Coming into Wednesday's third-quarter financial report, Chefs' Warehouse investors were expecting to see continued gains in the specialty-foods distributor's key financial metrics. The numbers the company reported were solid, and guidance was encouraging, yet investors still felt like something was missing. Let's look more closely at Chefs' Warehouse to discover what's been happening with the company lately.
Chefs' Warehouse keeps up its momentum
Third-quarter results for Chefs' Warehouse looked solid and continued to build on past successes. Revenue was up 9% to $325.1 million, slightly outpacing the 8% growth rate that most investors were expecting to see from the company. GAAP (generally accepted accounting principles) net income more than doubled from the year-ago quarter to $2.9 million, and making allowances for extraordinary items, modified earnings of $0.11 per share matched the bottom-line consensus forecast among analysts following the stock.
Organic growth continued to bring in the lion's share of additional business for Chefs' Warehouse. Less than two percentage points of gains came from the recent acquisition of Fells Point Wholesale Meats, leaving Chefs' Warehouse with 7% organic sales gains. Case counts were higher by 3.6% in the specialty division, and unique customers grew more than 4% from the prior year's third quarter. Negative impacts from Hurricanes Harvey and Irma held back sales of protein, which were down 1.2% by weight. Food inflation helped bolster the top line, with increases of more than 5% in both of the company's key segments.
Chefs' Warehouse had mixed success in controlling costs. The food inflation mentioned above contributed to the slightest of declines in gross margin, which dropped by about a tenth of a percentage point to 24.9%. Operating expenses climbed at a slower rate than revenue, however, helping to improve operating margin by almost half a percentage point. Chefs' Warehouse said that better utilization of warehouse facilities and lower labor costs contributed to greater cost control, although higher compensation costs in the company's management infrastructure ate into some of the progress that it made.
CEO Chris Pappas was pleased with how well the company held up despite difficulties. "We continued our positive momentum in the third quarter," Pappas said, "despite a number of challenging headwinds." The CEO said that the company had contributed food, water, and labor in relief efforts to help those affected by Hurricanes Harvey and Irma.
Can Chefs' Warehouse keep making progress?
Chefs' Warehouse sees further difficult times ahead. Pappas said that the company is still seeing adverse impacts on its business in the aftermath of the shooting attack in Las Vegas and extensive wildfires throughout northern California. The CEO still believes that most of the company's customer base is in good shape, and will contribute to positive business performance going forward.
In particular, the addition of Fells Point should have a helpful impact on Chefs' Warehouse. The acquisition brings new expertise in specialty and artisanal protein products and manufacturing, and Fells Point should help boost the company's overall presence on the East Coast.

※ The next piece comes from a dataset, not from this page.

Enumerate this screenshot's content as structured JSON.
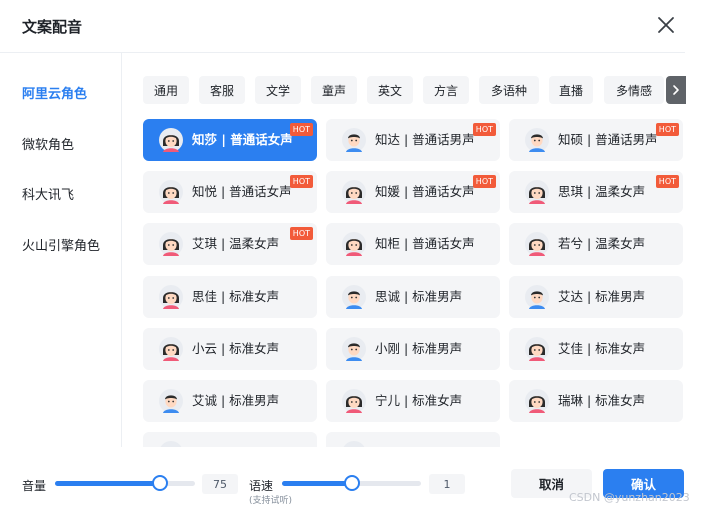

Chefs' Warehouse made modest upward revisions to key guidance for 2017. The company now sees revenue of $1.29 billion to $1.3 billion, up $10 million from its previous projections. Earnings of $0.38 to $0.41 per share pushed to the upper end of its previous guidance.
Even with the solid performance, Chefs' Warehouse investors seemed to focus on the comments about challenges, and the stock fell almost 7% in after-hours trading following the announcement. But despite the declines, Chefs' Warehouse has made an impressive comeback over the past year, and even a pause in share-price gains shouldn't leave investors thinking that the specialty-foods distributor won't be able to keep up its recovery efforts in the coming year.